Researchers used state-of-the-art cameras to create a high-frame rate movie of a growing black hole system.

Illustration of MAXI J1820+070 (John Paice, University of Southampton/PA)
Illustration of MAXI J1820+070 (John Paice, University of Southampton/PA)

By Nina Massey, PA Science Correspondent

Astronomers have shown the violent flaring at the centre of a black hole using state-of-the-art cameras.

They used the technology to create a high-frame rate movie of a growing black hole system at a level of detail never seen before.

Led by the University of Southampton, they also uncovered new clues to understanding the immediate surroundings of these enigmatic objects.

Black holes can feed off a nearby star and create discs of material – accretion discs – such as gas, dust and other stellar debris that has come close to it but not quite fallen in.

Here, the effect of a black hole’s strong gravity and the material’s own magnetic field can cause rapidly changing levels of radiation to be emitted from the system as a whole.

We can see how the material around the black hole is so bright, it’s outshining the star that it is consuming John Paice

This radiation was detected in visible light by the HiPERCAM instrument on the Gran Telescopio Canarias (La Palma, Canary Islands) and in X-rays by Nasa’s NICER observatory aboard the International Space Station.

The research published in Monthly Notices of the Royal Astronomical Society studied a black hole system called MAXI J1820+070, which was first discovered in early 2018.

It is about 10,000 light years away, in our own Milky Way.

Scientists say it has the mass of about seven suns, collapsed down to a region of space smaller than the City of London.
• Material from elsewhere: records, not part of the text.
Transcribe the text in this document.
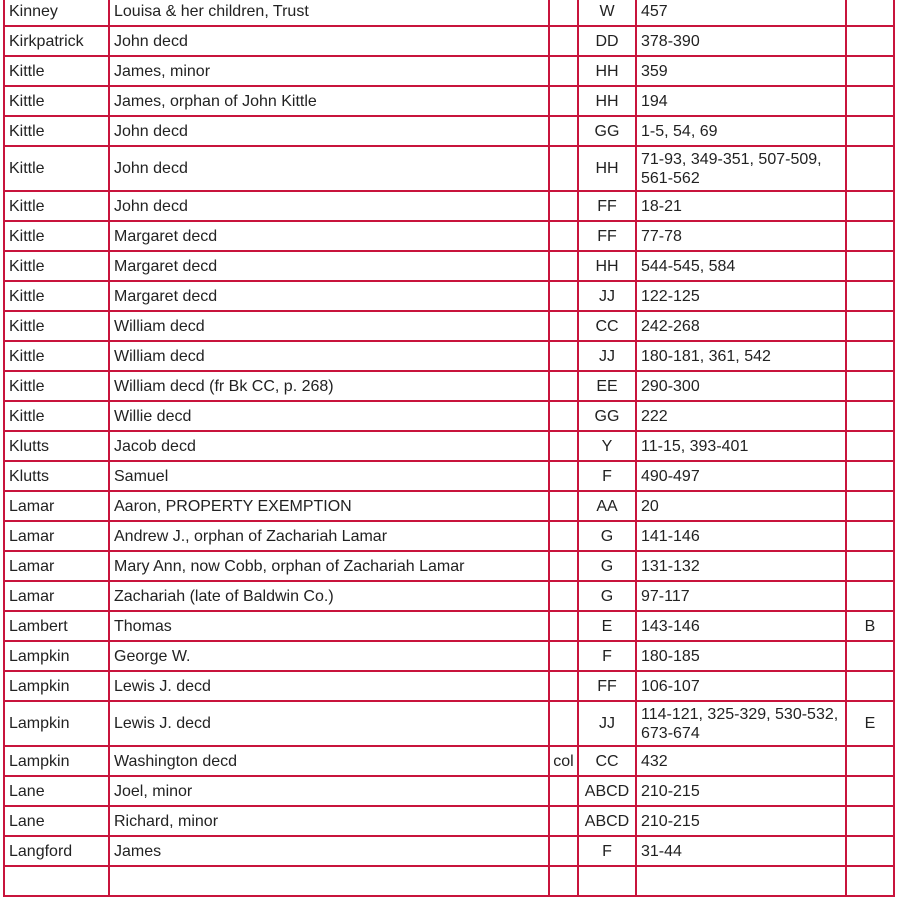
Kinney	Louisa & her children, Trust		W	457	
Kirkpatrick	John decd		DD	378-390	
Kittle	James, minor		HH	359	
Kittle	James, orphan of John Kittle		HH	194	
Kittle	John decd		GG	1-5, 54, 69	
Kittle	John decd		HH	71-93, 349-351, 507-509, 561-562	
Kittle	John decd		FF	18-21	
Kittle	Margaret decd		FF	77-78	
Kittle	Margaret decd		HH	544-545, 584	
Kittle	Margaret decd		JJ	122-125	
Kittle	William decd		CC	242-268	
Kittle	William decd		JJ	180-181, 361, 542	
Kittle	William decd (fr Bk CC, p. 268)		EE	290-300	
Kittle	Willie decd		GG	222	
Klutts	Jacob decd		Y	11-15, 393-401	
Klutts	Samuel		F	490-497	
Lamar	Aaron, PROPERTY EXEMPTION		AA	20	
Lamar	Andrew J., orphan of Zachariah Lamar		G	141-146	
Lamar	Mary Ann, now Cobb, orphan of Zachariah Lamar		G	131-132	
Lamar	Zachariah (late of Baldwin Co.)		G	97-117	
Lambert	Thomas		E	143-146	B
Lampkin	George W.		F	180-185	
Lampkin	Lewis J. decd		FF	106-107	
Lampkin	Lewis J. decd		JJ	114-121, 325-329, 530-532, 673-674	E
Lampkin	Washington decd	col	CC	432	
Lane	Joel, minor		ABCD	210-215	
Lane	Richard, minor		ABCD	210-215	
Langford	James		F	31-44	
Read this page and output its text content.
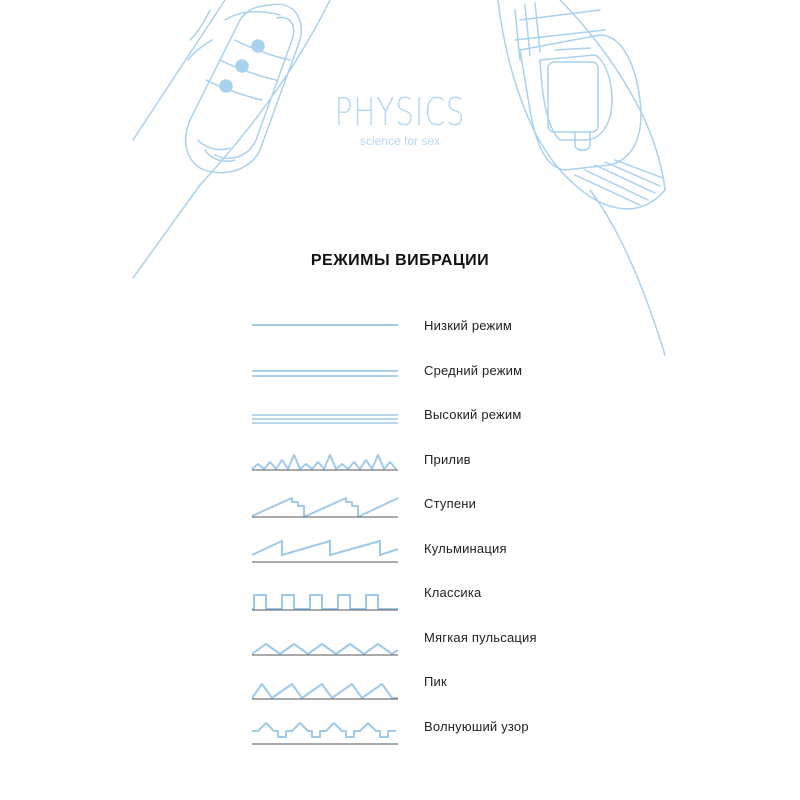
PHYSICS
science for sex
РЕЖИМЫ ВИБРАЦИИ
Низкий режим
Средний режим
Высокий режим
Прилив
Ступени
Кульминация
Классика
Мягкая пульсация
Пик
Волнуюший узор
The distances of the systems usually make them too faint and small to see, but the HiPERCAM and NICER instruments let the researchers record “movies” of the changing light from the system at more than three hundred frames per second, capturing violent “crackling” and “flaring” of visible and X-ray light.

Lead author John Paice, a graduate student at the University of Southampton and the Inter-University Centre for Astronomy and Astrophysics in India, said: “The movie was made using real data, but slowed down to one tenth of actual speed to allow the most rapid flares to be discerned by the human eye.

“We can see how the material around the black hole is so bright, it’s outshining the star that it is consuming, and the fastest flickers last only a few milliseconds – that’s the output of a hundred suns and more being emitted in the blink of an eye.”

Researchers also found dips in X-ray levels are accompanied by a rise in visible light, and vice-versa.